The second thing I learned is that regex is a harsh mistress. Even once you’ve managed to figure out how the whole thing works, you have to do a lot of squinting to figure out what you’re going to tell it to do. Here I don’t think there’s much more one can do except practice more.
Future stuff
There is a whole bunch of things I’m planning to do now I can do this. This first thing will be to try and build some set visualisations to look at which parks are most similar to each other.

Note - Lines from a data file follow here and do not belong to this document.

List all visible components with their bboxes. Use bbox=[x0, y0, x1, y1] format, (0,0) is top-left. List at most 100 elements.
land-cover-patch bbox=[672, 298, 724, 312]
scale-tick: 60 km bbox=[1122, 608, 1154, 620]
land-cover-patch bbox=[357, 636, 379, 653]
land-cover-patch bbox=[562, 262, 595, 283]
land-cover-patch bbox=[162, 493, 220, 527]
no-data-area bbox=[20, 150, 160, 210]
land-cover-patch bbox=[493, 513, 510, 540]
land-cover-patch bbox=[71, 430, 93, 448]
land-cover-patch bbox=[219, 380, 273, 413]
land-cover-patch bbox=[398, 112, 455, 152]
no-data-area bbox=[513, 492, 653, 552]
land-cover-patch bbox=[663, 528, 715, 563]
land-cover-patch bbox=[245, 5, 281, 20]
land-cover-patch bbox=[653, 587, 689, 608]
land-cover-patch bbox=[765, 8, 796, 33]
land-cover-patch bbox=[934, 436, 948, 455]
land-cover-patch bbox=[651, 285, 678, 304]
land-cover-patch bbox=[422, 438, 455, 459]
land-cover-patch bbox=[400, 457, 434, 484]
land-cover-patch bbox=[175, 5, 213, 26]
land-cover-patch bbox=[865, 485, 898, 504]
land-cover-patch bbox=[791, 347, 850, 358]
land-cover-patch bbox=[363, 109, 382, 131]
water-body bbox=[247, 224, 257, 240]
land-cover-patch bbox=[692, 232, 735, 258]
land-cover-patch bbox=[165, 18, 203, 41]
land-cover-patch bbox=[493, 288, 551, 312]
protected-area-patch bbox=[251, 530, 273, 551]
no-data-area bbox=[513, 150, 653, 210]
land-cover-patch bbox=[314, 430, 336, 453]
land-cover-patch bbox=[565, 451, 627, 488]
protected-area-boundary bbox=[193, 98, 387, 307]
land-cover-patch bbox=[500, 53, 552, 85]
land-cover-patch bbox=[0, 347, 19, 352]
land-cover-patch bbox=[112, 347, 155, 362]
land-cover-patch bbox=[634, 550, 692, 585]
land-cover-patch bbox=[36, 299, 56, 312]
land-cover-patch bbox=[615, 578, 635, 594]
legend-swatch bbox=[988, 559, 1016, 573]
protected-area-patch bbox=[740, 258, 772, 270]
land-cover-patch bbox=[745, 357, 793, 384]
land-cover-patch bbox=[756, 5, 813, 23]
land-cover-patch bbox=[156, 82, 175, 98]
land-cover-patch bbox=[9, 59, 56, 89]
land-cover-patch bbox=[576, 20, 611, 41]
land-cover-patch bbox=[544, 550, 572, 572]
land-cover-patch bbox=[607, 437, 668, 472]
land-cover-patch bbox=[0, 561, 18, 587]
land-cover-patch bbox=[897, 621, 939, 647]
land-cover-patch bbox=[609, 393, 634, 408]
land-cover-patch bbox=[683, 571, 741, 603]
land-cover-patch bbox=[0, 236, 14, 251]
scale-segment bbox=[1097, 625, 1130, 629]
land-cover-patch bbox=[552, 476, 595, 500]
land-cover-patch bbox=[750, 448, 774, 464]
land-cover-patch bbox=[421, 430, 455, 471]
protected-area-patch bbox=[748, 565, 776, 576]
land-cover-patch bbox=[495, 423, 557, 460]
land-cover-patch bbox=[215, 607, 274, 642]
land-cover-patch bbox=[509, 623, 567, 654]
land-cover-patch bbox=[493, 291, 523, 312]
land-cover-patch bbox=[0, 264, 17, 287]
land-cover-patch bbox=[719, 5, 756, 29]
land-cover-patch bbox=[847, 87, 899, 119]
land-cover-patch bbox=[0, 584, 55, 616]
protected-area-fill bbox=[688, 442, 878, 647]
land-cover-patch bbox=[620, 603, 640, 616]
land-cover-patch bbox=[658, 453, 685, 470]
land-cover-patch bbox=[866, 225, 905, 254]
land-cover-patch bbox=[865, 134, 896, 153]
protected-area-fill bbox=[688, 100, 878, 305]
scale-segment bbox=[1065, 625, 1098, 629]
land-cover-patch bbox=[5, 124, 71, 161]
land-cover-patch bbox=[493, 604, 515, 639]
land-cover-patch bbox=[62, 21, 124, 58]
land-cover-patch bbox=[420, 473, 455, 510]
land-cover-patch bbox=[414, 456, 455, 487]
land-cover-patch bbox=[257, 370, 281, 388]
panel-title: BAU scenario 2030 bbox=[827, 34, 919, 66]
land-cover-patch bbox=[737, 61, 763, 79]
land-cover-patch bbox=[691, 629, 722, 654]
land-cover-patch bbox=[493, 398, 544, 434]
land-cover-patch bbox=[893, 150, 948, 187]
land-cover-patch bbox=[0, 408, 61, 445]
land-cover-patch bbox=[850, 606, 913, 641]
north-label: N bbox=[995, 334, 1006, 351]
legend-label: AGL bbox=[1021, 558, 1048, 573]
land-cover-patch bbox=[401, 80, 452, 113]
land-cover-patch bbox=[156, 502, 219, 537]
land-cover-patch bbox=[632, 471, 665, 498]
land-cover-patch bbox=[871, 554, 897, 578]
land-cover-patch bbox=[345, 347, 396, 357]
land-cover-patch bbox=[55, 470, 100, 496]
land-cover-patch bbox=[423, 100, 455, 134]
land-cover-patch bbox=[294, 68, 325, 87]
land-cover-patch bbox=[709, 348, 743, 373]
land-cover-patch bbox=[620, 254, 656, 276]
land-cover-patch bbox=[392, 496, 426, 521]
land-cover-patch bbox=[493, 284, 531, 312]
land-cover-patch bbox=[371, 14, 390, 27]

Disney port their successful rides from one park to the next, so it’s really interesting to see what the overlap is, as it shows what they might be expecting their audiences in that area to like. Rides that feature in more parks could be seen as more universally popular, while rides that only ever go to one park are probably more popular with a local audience. In particular, I’d expect Disneyland Paris to have a smaller overlap with other Disney parks based on my previous clustering of theme park audiences which said that Disneyland Paris caters to a more local audience.